The young man in the photograph (left) is Edward, then the Prince of Wales. It is one of the hundreds of historic yet intimate photographs from his own private albums which The Independent is publishing for the first time this week. It was taken at Laffan's Plain, near Aldershot, to which he had been summoned as a member of the Magdalen College Section of the Oxford Battalion of the Officer Training Corps. The prince was one of its corporals. The photographs we reprint today, many of them taken by Edward himself, are a poignant evocation of that age of innocence which an unexpected war brought to a swift and bloody end.

Until then soldiering was a lark. Today's pictures show the jeunesse doree of that privileged epoch at play. There is polo practice on Port Meadow. There is hunting with the New College and Magdalen Beagles. There is tea with the Leander Club at Henley. There are antics on - and in - the river. And there is the jolly comradeship of the military life.

"Self" says the caption in Edward's own hand in the first of the two albums which his widow, the Duchess of Windsor gave after his death to a family friend in France, and from which this week's unguarded pictures are taken.
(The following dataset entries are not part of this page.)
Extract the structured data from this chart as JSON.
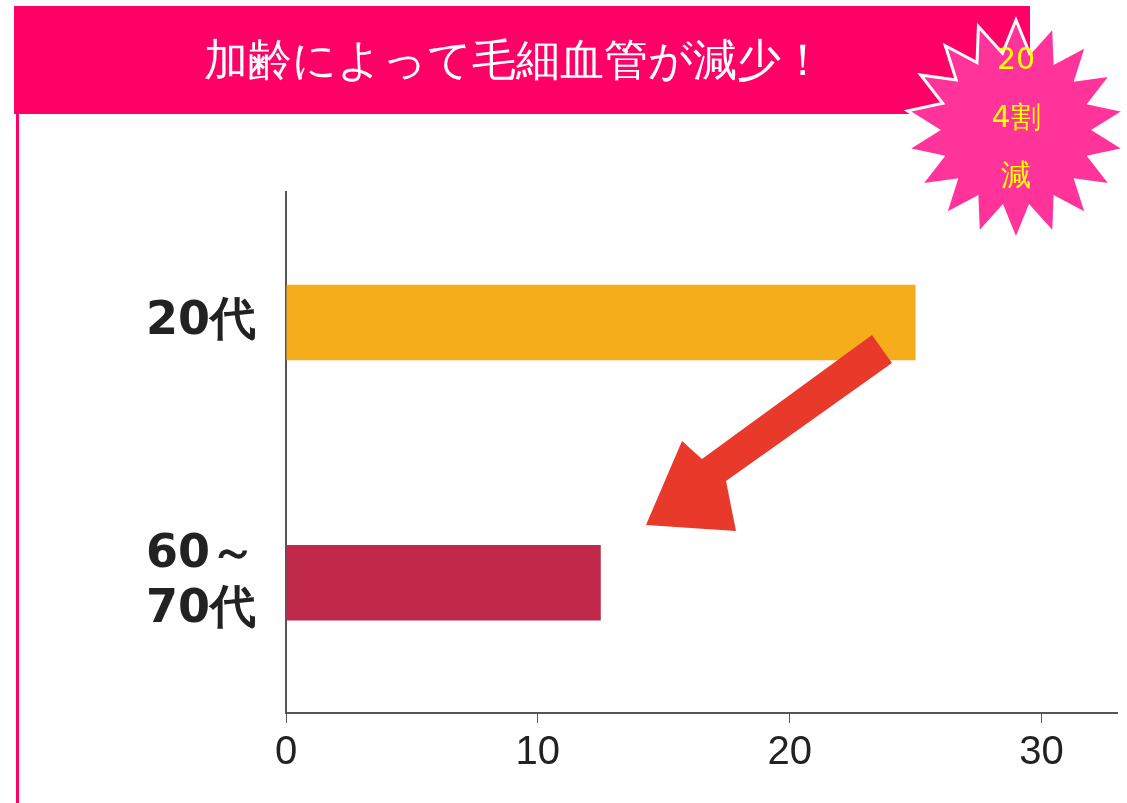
{
  "chart_data": {
    "type": "bar",
    "orientation": "horizontal",
    "title": "加齢によって毛細血管が減少！",
    "categories": [
      "20代",
      "60～70代"
    ],
    "values": [
      25,
      12.5
    ],
    "colors": [
      "#f5ad1c",
      "#c0294a"
    ],
    "xlim": [
      0,
      33
    ],
    "xticks": [
      0,
      10,
      20,
      30
    ],
    "grid": false,
    "legend": false,
    "annotations": [
      "20",
      "4割",
      "減"
    ]
  }
}
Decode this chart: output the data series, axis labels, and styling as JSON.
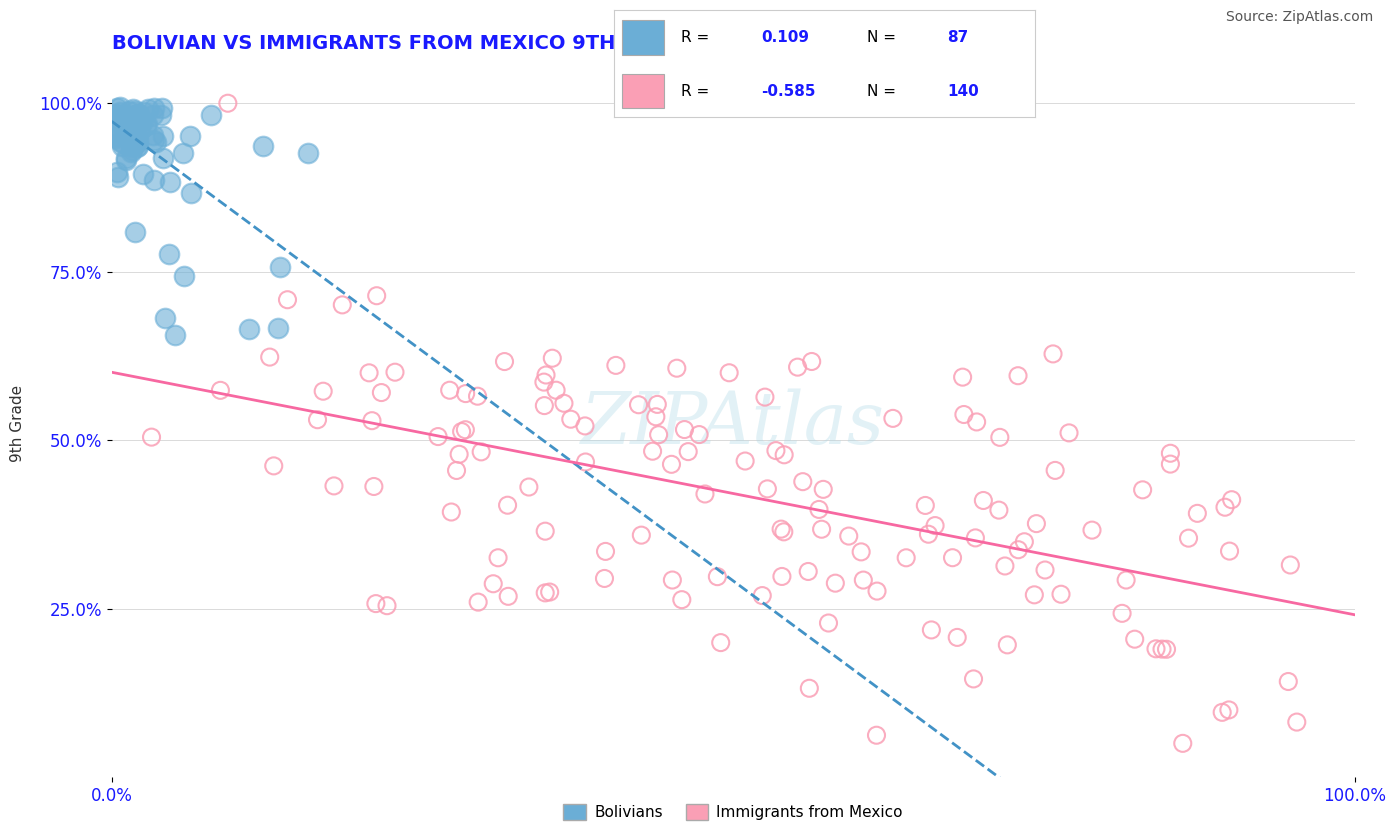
{
  "title": "BOLIVIAN VS IMMIGRANTS FROM MEXICO 9TH GRADE CORRELATION CHART",
  "source": "Source: ZipAtlas.com",
  "xlabel": "",
  "ylabel": "9th Grade",
  "r_bolivian": 0.109,
  "n_bolivian": 87,
  "r_mexico": -0.585,
  "n_mexico": 140,
  "xlim": [
    0.0,
    1.0
  ],
  "ylim": [
    0.0,
    1.05
  ],
  "x_tick_labels": [
    "0.0%",
    "100.0%"
  ],
  "y_tick_labels": [
    "25.0%",
    "50.0%",
    "75.0%",
    "100.0%"
  ],
  "watermark": "ZIPAtlas",
  "legend_labels": [
    "Bolivians",
    "Immigrants from Mexico"
  ],
  "bolivian_color": "#6baed6",
  "mexico_color": "#fa9fb5",
  "bolivian_line_color": "#4292c6",
  "mexico_line_color": "#f768a1",
  "background_color": "#ffffff",
  "title_color": "#1a1aff",
  "title_fontsize": 14
}
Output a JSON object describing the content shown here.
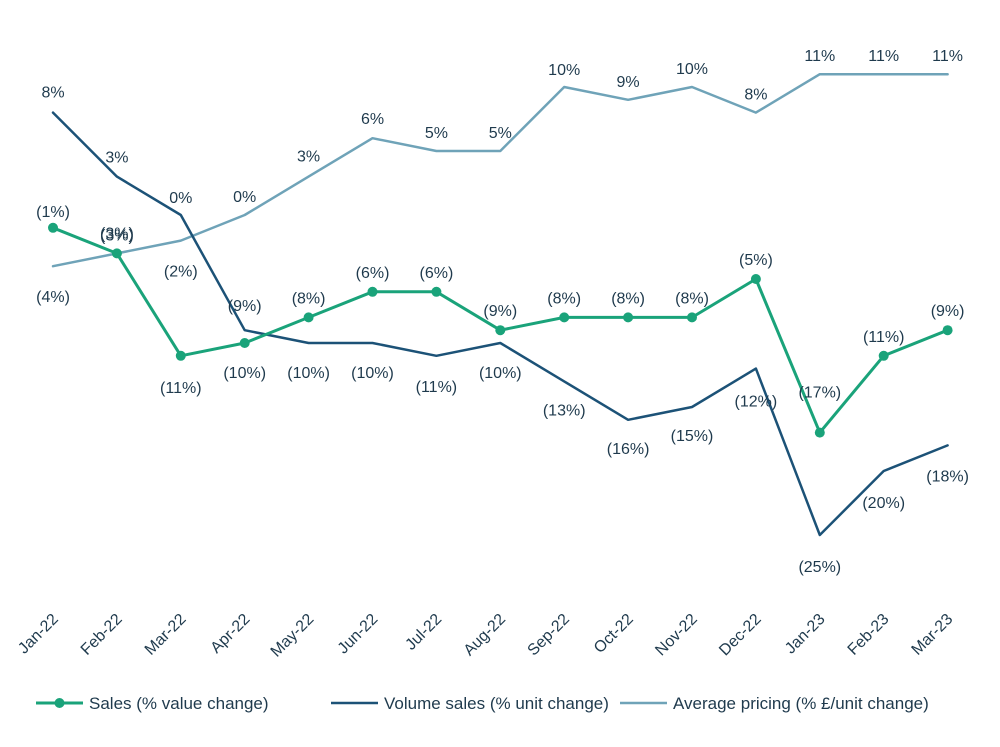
{
  "chart_data": {
    "type": "line",
    "categories": [
      "Jan-22",
      "Feb-22",
      "Mar-22",
      "Apr-22",
      "May-22",
      "Jun-22",
      "Jul-22",
      "Aug-22",
      "Sep-22",
      "Oct-22",
      "Nov-22",
      "Dec-22",
      "Jan-23",
      "Feb-23",
      "Mar-23"
    ],
    "series": [
      {
        "name": "Sales (% value change)",
        "color": "#1aa37a",
        "markers": true,
        "values": [
          -1,
          -3,
          -11,
          -10,
          -8,
          -6,
          -6,
          -9,
          -8,
          -8,
          -8,
          -5,
          -17,
          -11,
          -9
        ],
        "labels": [
          "(1%)",
          "(3%)",
          "(11%)",
          "(10%)",
          "(8%)",
          "(6%)",
          "(6%)",
          "(9%)",
          "(8%)",
          "(8%)",
          "(8%)",
          "(5%)",
          "(17%)",
          "(11%)",
          "(9%)"
        ]
      },
      {
        "name": "Volume sales (% unit change)",
        "color": "#1c5277",
        "markers": false,
        "values": [
          8,
          3,
          0,
          -9,
          -10,
          -10,
          -11,
          -10,
          -13,
          -16,
          -15,
          -12,
          -25,
          -20,
          -18
        ],
        "labels": [
          "8%",
          "3%",
          "0%",
          "(9%)",
          "(10%)",
          "(10%)",
          "(11%)",
          "(10%)",
          "(13%)",
          "(16%)",
          "(15%)",
          "(12%)",
          "(25%)",
          "(20%)",
          "(18%)"
        ]
      },
      {
        "name": "Average pricing (% £/unit change)",
        "color": "#6fa3b8",
        "markers": false,
        "values": [
          -4,
          -3,
          -2,
          0,
          3,
          6,
          5,
          5,
          10,
          9,
          10,
          8,
          11,
          11,
          11
        ],
        "labels": [
          "(4%)",
          "(3%)",
          "(2%)",
          "0%",
          "3%",
          "6%",
          "5%",
          "5%",
          "10%",
          "9%",
          "10%",
          "8%",
          "11%",
          "11%",
          "11%"
        ]
      }
    ],
    "ylim": [
      -25,
      11
    ],
    "grid": false,
    "legend_position": "bottom"
  }
}
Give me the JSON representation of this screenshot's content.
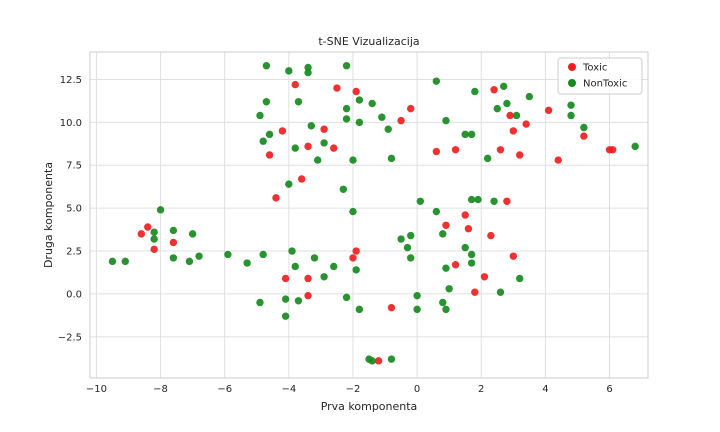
{
  "chart_data": {
    "type": "scatter",
    "title": "t-SNE Vizualizacija",
    "xlabel": "Prva komponenta",
    "ylabel": "Druga komponenta",
    "xlim": [
      -10.2,
      7.2
    ],
    "ylim": [
      -4.9,
      14.1
    ],
    "xticks": [
      -10,
      -8,
      -6,
      -4,
      -2,
      0,
      2,
      4,
      6
    ],
    "xtick_labels": [
      "−10",
      "−8",
      "−6",
      "−4",
      "−2",
      "0",
      "2",
      "4",
      "6"
    ],
    "yticks": [
      -2.5,
      0.0,
      2.5,
      5.0,
      7.5,
      10.0,
      12.5
    ],
    "ytick_labels": [
      "−2.5",
      "0.0",
      "2.5",
      "5.0",
      "7.5",
      "10.0",
      "12.5"
    ],
    "grid": true,
    "legend_position": "top-right",
    "series": [
      {
        "name": "Toxic",
        "color": "#ee1f1f",
        "points": [
          [
            -8.6,
            3.5
          ],
          [
            -8.4,
            3.9
          ],
          [
            -8.2,
            2.6
          ],
          [
            -7.6,
            3.0
          ],
          [
            -4.6,
            8.1
          ],
          [
            -4.4,
            5.6
          ],
          [
            -4.2,
            9.5
          ],
          [
            -4.1,
            0.9
          ],
          [
            -3.8,
            12.2
          ],
          [
            -3.6,
            6.7
          ],
          [
            -3.4,
            8.6
          ],
          [
            -3.4,
            0.9
          ],
          [
            -3.4,
            -0.1
          ],
          [
            -2.9,
            9.6
          ],
          [
            -2.6,
            8.5
          ],
          [
            -2.5,
            12.0
          ],
          [
            -2.0,
            2.1
          ],
          [
            -1.9,
            11.8
          ],
          [
            -1.9,
            2.5
          ],
          [
            -1.2,
            -3.9
          ],
          [
            -0.8,
            -0.8
          ],
          [
            -0.5,
            10.1
          ],
          [
            -0.2,
            10.8
          ],
          [
            0.6,
            8.3
          ],
          [
            0.9,
            4.0
          ],
          [
            1.2,
            8.4
          ],
          [
            1.2,
            1.7
          ],
          [
            1.5,
            4.6
          ],
          [
            1.6,
            3.8
          ],
          [
            1.8,
            0.1
          ],
          [
            2.1,
            1.0
          ],
          [
            2.3,
            3.4
          ],
          [
            2.4,
            11.9
          ],
          [
            2.6,
            8.4
          ],
          [
            2.8,
            5.4
          ],
          [
            2.9,
            10.4
          ],
          [
            3.0,
            9.5
          ],
          [
            3.0,
            2.2
          ],
          [
            3.2,
            8.1
          ],
          [
            3.4,
            9.9
          ],
          [
            4.1,
            10.7
          ],
          [
            4.4,
            7.8
          ],
          [
            5.2,
            9.2
          ],
          [
            6.0,
            8.4
          ],
          [
            6.1,
            8.4
          ]
        ]
      },
      {
        "name": "NonToxic",
        "color": "#178a1f",
        "points": [
          [
            -9.5,
            1.9
          ],
          [
            -9.1,
            1.9
          ],
          [
            -8.2,
            3.6
          ],
          [
            -8.2,
            3.2
          ],
          [
            -8.0,
            4.9
          ],
          [
            -7.6,
            3.7
          ],
          [
            -7.6,
            2.1
          ],
          [
            -7.1,
            1.9
          ],
          [
            -7.0,
            3.5
          ],
          [
            -6.8,
            2.2
          ],
          [
            -5.9,
            2.3
          ],
          [
            -5.3,
            1.8
          ],
          [
            -4.9,
            10.4
          ],
          [
            -4.9,
            -0.5
          ],
          [
            -4.8,
            2.3
          ],
          [
            -4.8,
            8.9
          ],
          [
            -4.7,
            11.2
          ],
          [
            -4.7,
            13.3
          ],
          [
            -4.6,
            9.3
          ],
          [
            -4.1,
            -0.3
          ],
          [
            -4.1,
            -1.3
          ],
          [
            -4.0,
            6.4
          ],
          [
            -4.0,
            13.0
          ],
          [
            -3.9,
            2.5
          ],
          [
            -3.8,
            1.6
          ],
          [
            -3.8,
            8.5
          ],
          [
            -3.7,
            -0.4
          ],
          [
            -3.7,
            11.2
          ],
          [
            -3.4,
            13.2
          ],
          [
            -3.4,
            12.9
          ],
          [
            -3.3,
            9.8
          ],
          [
            -3.2,
            2.1
          ],
          [
            -3.1,
            7.8
          ],
          [
            -2.9,
            1.0
          ],
          [
            -2.9,
            8.8
          ],
          [
            -2.6,
            1.6
          ],
          [
            -2.3,
            6.1
          ],
          [
            -2.2,
            10.2
          ],
          [
            -2.2,
            10.8
          ],
          [
            -2.2,
            13.3
          ],
          [
            -2.2,
            -0.2
          ],
          [
            -2.0,
            4.8
          ],
          [
            -2.0,
            7.8
          ],
          [
            -1.9,
            1.4
          ],
          [
            -1.8,
            11.3
          ],
          [
            -1.8,
            -0.9
          ],
          [
            -1.8,
            10.0
          ],
          [
            -1.5,
            -3.8
          ],
          [
            -1.4,
            -3.9
          ],
          [
            -1.4,
            11.1
          ],
          [
            -1.1,
            10.3
          ],
          [
            -0.9,
            9.6
          ],
          [
            -0.8,
            7.9
          ],
          [
            -0.8,
            -3.8
          ],
          [
            -0.5,
            3.2
          ],
          [
            -0.3,
            2.7
          ],
          [
            -0.2,
            2.1
          ],
          [
            -0.2,
            3.4
          ],
          [
            0.0,
            -0.1
          ],
          [
            0.0,
            -0.9
          ],
          [
            0.1,
            5.4
          ],
          [
            0.6,
            12.4
          ],
          [
            0.6,
            4.8
          ],
          [
            0.8,
            -0.5
          ],
          [
            0.8,
            3.5
          ],
          [
            0.9,
            1.5
          ],
          [
            0.9,
            10.1
          ],
          [
            0.9,
            -0.9
          ],
          [
            1.0,
            0.3
          ],
          [
            1.5,
            9.3
          ],
          [
            1.5,
            2.7
          ],
          [
            1.7,
            9.3
          ],
          [
            1.7,
            2.3
          ],
          [
            1.7,
            1.8
          ],
          [
            1.7,
            5.5
          ],
          [
            1.8,
            11.8
          ],
          [
            1.9,
            5.5
          ],
          [
            2.2,
            7.9
          ],
          [
            2.4,
            5.4
          ],
          [
            2.5,
            10.8
          ],
          [
            2.6,
            0.1
          ],
          [
            2.7,
            12.1
          ],
          [
            2.8,
            11.1
          ],
          [
            3.1,
            10.4
          ],
          [
            3.2,
            0.9
          ],
          [
            3.5,
            11.5
          ],
          [
            4.8,
            11.0
          ],
          [
            4.8,
            10.4
          ],
          [
            5.2,
            9.7
          ],
          [
            6.8,
            8.6
          ]
        ]
      }
    ]
  }
}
The young prince looks resolute and purposeful, as he stands legs apart, puffing on his pipe, with the precocious pomposity of youth.

But it is all a game. Just like the balls at the Duke of Portland's where he stayed up until 4am. Just like the grouse shooting to which his father, King George V, invited Edward to meet the heir to the Austro-Hungarian Empire. The man was Archduke Franz Ferdinand, who only weeks later would fall to an assassin's bullet in Sarajevo, sparking off a war which was to change everything, utterly.